ARC::Data.dump(file, a1) # "file" has been opened somewhere previously for writing
ARC::Data.dump(file, 2)
And now we use this code to load the data:
a3 = ARC::Data.load(file) # "file" has been opened somewhere previously for reading
a4 = ARC::Data.load(file)
print a3.var.text # prints "one"
print a4.var.text # prints "two"
a3.var.text = "three"
a4.var.text = "four"
print a3.var.text # prints "three"
print a4.var.text # prints "four"
These examples work fine as both A#var instances of class B are different instances.
Now let's take a look at what happens if we have objects that reference shared data.
b = B.new
a1.var = b
a2.var = b
b.text = "awesome"
print a1.var.text # prints "awesome"
print a2.var.text # prints "awesome" as well because it's the same object
After dumping and loading (refer to codes marked as
generic dumping and
generic loading), we execute this code:
print a3.var.text # prints "awesome"
print a4.var.text # prints "awesome"
a3.var.text = "not so awesome"
print a3.var.text # prints "not so awesome"
print a4.var.text # prints "awesome"
As you can see, the shared object of class B is not shared anymore and instead the A#var instances have been loaded as separate objects. This is because serialization of separate objects is treated as separate data.

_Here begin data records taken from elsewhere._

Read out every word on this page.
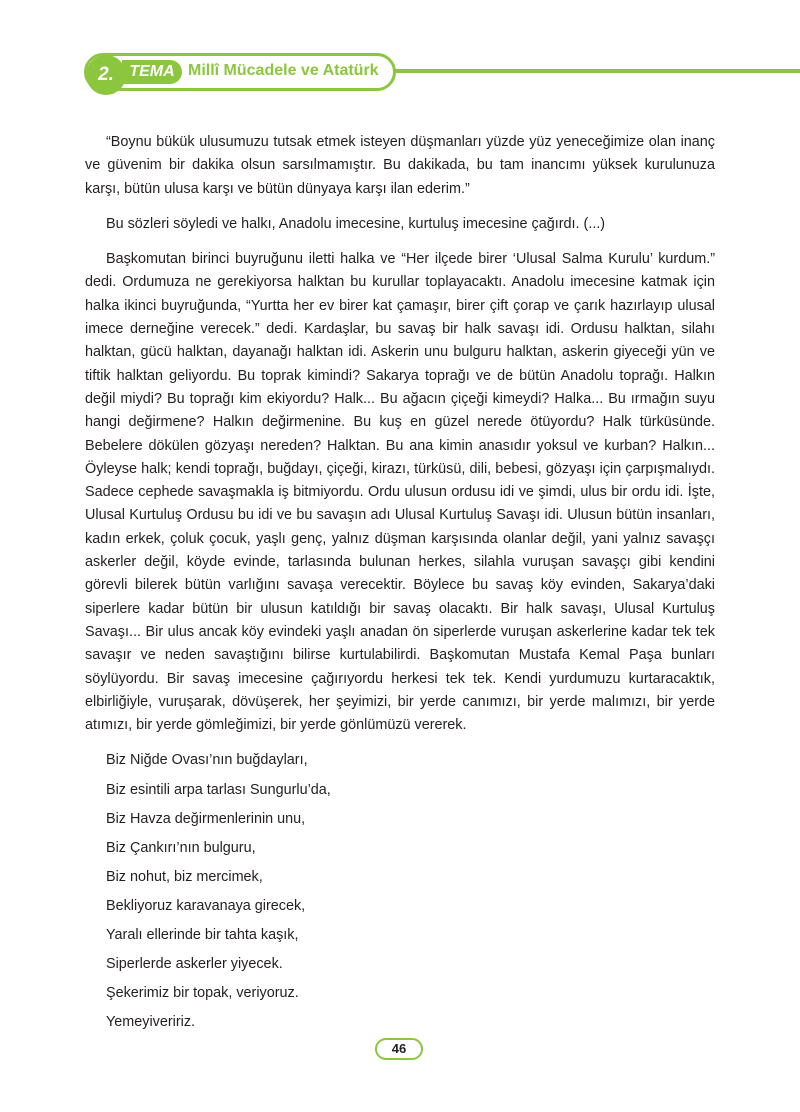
TEMA
2.	Millî Mücadele ve Atatürk

“Boynu bükük ulusumuzu tutsak etmek isteyen düşmanları yüzde yüz yeneceğimize olan inanç ve güvenim bir dakika olsun sarsılmamıştır. Bu dakikada, bu tam inancımı yüksek kurulunuza karşı, bütün ulusa karşı ve bütün dünyaya karşı ilan ederim.”

Bu sözleri söyledi ve halkı, Anadolu imecesine, kurtuluş imecesine çağırdı. (...)

Başkomutan birinci buyruğunu iletti halka ve “Her ilçede birer ‘Ulusal Salma Kurulu’ kurdum.” dedi. Ordumuza ne gerekiyorsa halktan bu kurullar toplayacaktı. Anadolu imecesine katmak için halka ikinci buyruğunda, “Yurtta her ev birer kat çamaşır, birer çift çorap ve çarık hazırlayıp ulusal imece derneğine verecek.” dedi. Kardaşlar, bu savaş bir halk savaşı idi. Ordusu halktan, silahı halktan, gücü halktan, dayanağı halktan idi. Askerin unu bulguru halktan, askerin giyeceği yün ve tiftik halktan geliyordu. Bu toprak kimindi? Sakarya toprağı ve de bütün Anadolu toprağı. Halkın değil miydi? Bu toprağı kim ekiyordu? Halk... Bu ağacın çiçeği kimeydi? Halka... Bu ırmağın suyu hangi değirmene? Halkın değirmenine. Bu kuş en güzel nerede ötüyordu? Halk türküsünde. Bebelere dökülen gözyaşı nereden? Halktan. Bu ana kimin anasıdır yoksul ve kurban? Halkın... Öyleyse halk; kendi toprağı, buğdayı, çiçeği, kirazı, türküsü, dili, bebesi, gözyaşı için çarpışmalıydı. Sadece cephede savaşmakla iş bitmiyordu. Ordu ulusun ordusu idi ve şimdi, ulus bir ordu idi. İşte, Ulusal Kurtuluş Ordusu bu idi ve bu savaşın adı Ulusal Kurtuluş Savaşı idi. Ulusun bütün insanları, kadın erkek, çoluk çocuk, yaşlı genç, yalnız düşman karşısında olanlar değil, yani yalnız savaşçı askerler değil, köyde evinde, tarlasında bulunan herkes, silahla vuruşan savaşçı gibi kendini görevli bilerek bütün varlığını savaşa verecektir. Böylece bu savaş köy evinden, Sakarya’daki siperlere kadar bütün bir ulusun katıldığı bir savaş olacaktı. Bir halk savaşı, Ulusal Kurtuluş Savaşı... Bir ulus ancak köy evindeki yaşlı anadan ön siperlerde vuruşan askerlerine kadar tek tek savaşır ve neden savaştığını bilirse kurtulabilirdi. Başkomutan Mustafa Kemal Paşa bunları söylüyordu. Bir savaş imecesine çağırıyordu herkesi tek tek. Kendi yurdumuzu kurtaracaktık, elbirliğiyle, vuruşarak, dövüşerek, her şeyimizi, bir yerde canımızı, bir yerde malımızı, bir yerde atımızı, bir yerde gömleğimizi, bir yerde gönlümüzü vererek.

Biz Niğde Ovası’nın buğdayları,
Biz esintili arpa tarlası Sungurlu’da,
Biz Havza değirmenlerinin unu,
Biz Çankırı’nın bulguru,
Biz nohut, biz mercimek,
Bekliyoruz karavanaya girecek,
Yaralı ellerinde bir tahta kaşık,
Siperlerde askerler yiyecek.
Şekerimiz bir topak, veriyoruz.
Yemeyiveririz.
46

If this method was used for dumping:
array = [a1, a2]
ARC::Data.dump(file, array) # "file" has been opened somewhere previously for writing
And this method for loading:
array ARC::Data.load(file) # "file" has been opened somewhere previously for reading
a1 = array[0]
a2 = array[1]
The shared data would have been preserved as shared data.
print a3.var.text # prints "awesome"
print a4.var.text # prints "awesome"
a3.var.text = "glorious"
print a3.var.text # prints "glorious"
print a4.var.text # prints "glorious"
This problem occurs with Ruby's Marshal format as well and basically with every serialization format that there is.(RMXP solved the problem of the actors in the party by having a Game_Party#refresh method that updates the array of actors from the Game_Actors class)
Again, the ARC Data format has this problem as well, but our implementation avoids it as you can only serialize one object at a time with our interface. This also limits the format currently to be able only to be written into files within ARC. This may change in the future.
File HeaderThe ARC Data format header is fairly simple as it does not require any complex meta data.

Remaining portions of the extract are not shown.